If the Force Majeure event lasts for more than 60 (sixty) days, either Party may immediately terminate the Agreement. If the Agreement is terminated pursuant to this clause, the Parties acknowledge and undertake that they shall be obliged to fulfill their obligations to each other until the occurrence of the Force Majeure event and that they shall not claim any additional compensation, except for the compensation obligations stipulated otherwise in this Agreement. In the event of Force Majeure, the Parties retain the right to claim payment for work for which they have made payments up to the date of termination but for which they have not received services in return.
9.3. Evidence Agreement: The Parties hereby acknowledge and declare that in any dispute arising from the implementation of this Agreement, the Parties' books and records, microfilms, microfiches, computer and electronic records, image, telephone and voice recordings, fax machine printouts, etc., data, printouts, data, and other documents shall constitute conclusive and exclusive evidence and that this clause constitutes a written evidence agreement pursuant to Article 193 of the Code of Civil Procedure.
9.4. Waiver: The fact that one of the parties has not exercised or has exercised late a right or authority arising from this agreement, or has not resorted to legal action, shall not be construed as a waiver thereof. Individual differences in application between the parties should also not be construed as an amendment to this agreement. Partial exercise of a right, power, or legal remedy shall not preclude the subsequent exercise of that right, power, or legal remedy, or the exercise of other rights, powers, or legal remedies.

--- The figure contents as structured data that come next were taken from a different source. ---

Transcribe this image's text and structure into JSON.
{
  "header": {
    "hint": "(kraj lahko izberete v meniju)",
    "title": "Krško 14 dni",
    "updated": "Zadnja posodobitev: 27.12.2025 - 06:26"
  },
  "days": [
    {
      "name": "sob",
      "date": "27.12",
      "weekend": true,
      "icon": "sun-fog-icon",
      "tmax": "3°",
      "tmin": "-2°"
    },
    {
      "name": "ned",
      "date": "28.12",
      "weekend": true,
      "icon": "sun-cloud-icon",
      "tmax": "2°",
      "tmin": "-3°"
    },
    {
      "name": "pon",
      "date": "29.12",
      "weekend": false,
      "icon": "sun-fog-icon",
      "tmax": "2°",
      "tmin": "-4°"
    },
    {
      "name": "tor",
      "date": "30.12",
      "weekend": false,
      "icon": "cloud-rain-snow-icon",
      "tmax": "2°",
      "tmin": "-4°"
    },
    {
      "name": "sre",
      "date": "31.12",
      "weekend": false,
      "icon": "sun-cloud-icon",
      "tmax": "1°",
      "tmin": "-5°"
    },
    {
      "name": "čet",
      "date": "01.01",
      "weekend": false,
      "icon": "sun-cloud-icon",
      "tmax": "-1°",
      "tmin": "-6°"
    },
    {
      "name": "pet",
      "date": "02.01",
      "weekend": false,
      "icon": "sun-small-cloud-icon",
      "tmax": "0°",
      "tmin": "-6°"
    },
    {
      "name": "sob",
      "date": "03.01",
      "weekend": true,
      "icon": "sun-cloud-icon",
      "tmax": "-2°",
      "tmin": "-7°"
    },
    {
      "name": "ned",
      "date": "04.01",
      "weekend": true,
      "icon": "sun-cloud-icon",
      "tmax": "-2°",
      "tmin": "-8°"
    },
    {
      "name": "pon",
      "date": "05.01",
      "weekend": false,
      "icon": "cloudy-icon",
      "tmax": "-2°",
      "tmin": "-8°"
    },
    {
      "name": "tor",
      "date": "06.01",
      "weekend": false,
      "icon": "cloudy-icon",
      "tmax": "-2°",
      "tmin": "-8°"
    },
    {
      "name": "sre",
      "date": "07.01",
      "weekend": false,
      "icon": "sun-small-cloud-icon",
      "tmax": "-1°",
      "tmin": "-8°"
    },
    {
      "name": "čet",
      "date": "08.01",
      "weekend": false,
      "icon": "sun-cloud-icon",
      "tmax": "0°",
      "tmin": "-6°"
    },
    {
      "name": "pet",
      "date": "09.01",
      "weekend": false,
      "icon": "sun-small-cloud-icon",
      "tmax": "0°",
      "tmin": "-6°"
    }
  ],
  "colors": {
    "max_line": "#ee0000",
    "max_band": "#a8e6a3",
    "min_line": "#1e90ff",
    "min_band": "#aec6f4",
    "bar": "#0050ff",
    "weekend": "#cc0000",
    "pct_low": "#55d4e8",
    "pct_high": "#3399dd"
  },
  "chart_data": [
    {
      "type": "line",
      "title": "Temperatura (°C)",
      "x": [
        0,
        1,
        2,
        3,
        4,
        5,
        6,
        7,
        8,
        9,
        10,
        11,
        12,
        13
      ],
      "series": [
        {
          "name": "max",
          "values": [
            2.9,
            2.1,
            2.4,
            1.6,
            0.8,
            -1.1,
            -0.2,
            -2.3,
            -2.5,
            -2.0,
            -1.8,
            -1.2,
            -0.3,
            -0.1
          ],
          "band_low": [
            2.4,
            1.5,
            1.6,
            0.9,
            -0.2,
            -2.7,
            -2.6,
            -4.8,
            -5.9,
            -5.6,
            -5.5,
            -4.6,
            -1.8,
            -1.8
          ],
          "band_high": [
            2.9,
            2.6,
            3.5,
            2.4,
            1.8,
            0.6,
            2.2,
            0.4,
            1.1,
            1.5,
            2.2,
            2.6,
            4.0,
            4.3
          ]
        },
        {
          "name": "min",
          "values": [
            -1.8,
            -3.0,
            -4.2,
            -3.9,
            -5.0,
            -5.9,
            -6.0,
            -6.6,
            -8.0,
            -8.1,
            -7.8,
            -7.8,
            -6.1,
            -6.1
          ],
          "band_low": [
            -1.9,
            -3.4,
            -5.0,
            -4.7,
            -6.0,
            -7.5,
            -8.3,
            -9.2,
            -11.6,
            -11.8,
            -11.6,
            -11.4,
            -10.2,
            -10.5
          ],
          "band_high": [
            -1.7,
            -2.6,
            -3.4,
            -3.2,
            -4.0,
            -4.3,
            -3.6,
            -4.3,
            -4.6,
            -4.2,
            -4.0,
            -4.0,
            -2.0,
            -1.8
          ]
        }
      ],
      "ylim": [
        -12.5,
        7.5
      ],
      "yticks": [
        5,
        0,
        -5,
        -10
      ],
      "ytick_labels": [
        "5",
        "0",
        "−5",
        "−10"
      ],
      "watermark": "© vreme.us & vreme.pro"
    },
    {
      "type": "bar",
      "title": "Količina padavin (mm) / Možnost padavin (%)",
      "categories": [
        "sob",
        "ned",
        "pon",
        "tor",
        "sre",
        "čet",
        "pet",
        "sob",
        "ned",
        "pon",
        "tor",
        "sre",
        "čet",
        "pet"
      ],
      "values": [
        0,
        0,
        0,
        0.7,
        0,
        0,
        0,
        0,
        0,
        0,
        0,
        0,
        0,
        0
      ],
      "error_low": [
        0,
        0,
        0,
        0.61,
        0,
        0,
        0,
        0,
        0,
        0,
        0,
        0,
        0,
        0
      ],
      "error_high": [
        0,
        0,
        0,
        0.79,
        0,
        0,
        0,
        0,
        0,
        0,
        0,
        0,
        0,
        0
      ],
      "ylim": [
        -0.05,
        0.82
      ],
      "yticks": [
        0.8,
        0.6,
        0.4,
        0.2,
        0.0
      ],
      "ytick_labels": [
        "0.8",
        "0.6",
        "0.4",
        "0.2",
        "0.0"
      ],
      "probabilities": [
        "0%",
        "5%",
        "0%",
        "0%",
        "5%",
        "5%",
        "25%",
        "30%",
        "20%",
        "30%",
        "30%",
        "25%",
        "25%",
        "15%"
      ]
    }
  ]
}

9.5. Notification: Under this Agreement, notifications to be made by one Party to the other regarding the performance of the services specified in the Agreement shall be made by email to the email addresses specified in this Agreement, considering the nature of the employment relationship established in the Agreement and the requirements thereof. However, notifications regarding the termination of the Agreement must be sent to the addresses specified in this Agreement by registered mail, KEP address, or notary public. The Parties agree and undertake to immediately notify the other Party in writing of any changes to their addresses, including email addresses, within 5 (five) business days following the change at the latest. If they fail to do so, any notifications sent to the addresses specified in the Agreement shall be deemed to have been delivered to them.
9.6. Dispute Resolution: The Parties shall make every effort in good faith to resolve amicably any and all disputes arising out of or in connection with this Agreement. If no resolution can be reached, the Consumer Arbitration Boards, Istanbul Anatolian Courts, and Enforcement Offices shall have jurisdiction over the resolution of all disputes arising from or related to this Agreement.
9.7. Contract Amendments and Validity: Except for matters expressly stated in this Contract as being unilaterally amendable, any amendments to this Contract and its Annexes shall not be valid unless made in writing by the Parties' authorized representatives.
Monthly Subscription Fee and Payment Method
The Subscription Fee determined based on the Subscription Plan is charged to the credit card registered in the system based on the User's declaration and approval. If the Subscription Fee cannot be collected within fifteen (15) days from the start of the relevant service, the data flow provided under this Agreement shall be suspended until the fee is collected. Therefore, Papara accepts no responsibility for any damages or grievances that Users may incur.
Since the service provided under this Agreement is digital content, the right of withdrawal provided for under the Turkish Code of Obligations and Law No. 6502 on the Protection of Consumers does not apply to this service. Therefore, there is no obligation to refund the Subscription Fee.
The subscription is considered renewed unless canceled, and any subsequent refund requests are invalid. Furthermore, payments related to purchases token cannot be refunded due to the immediate commencement of the service.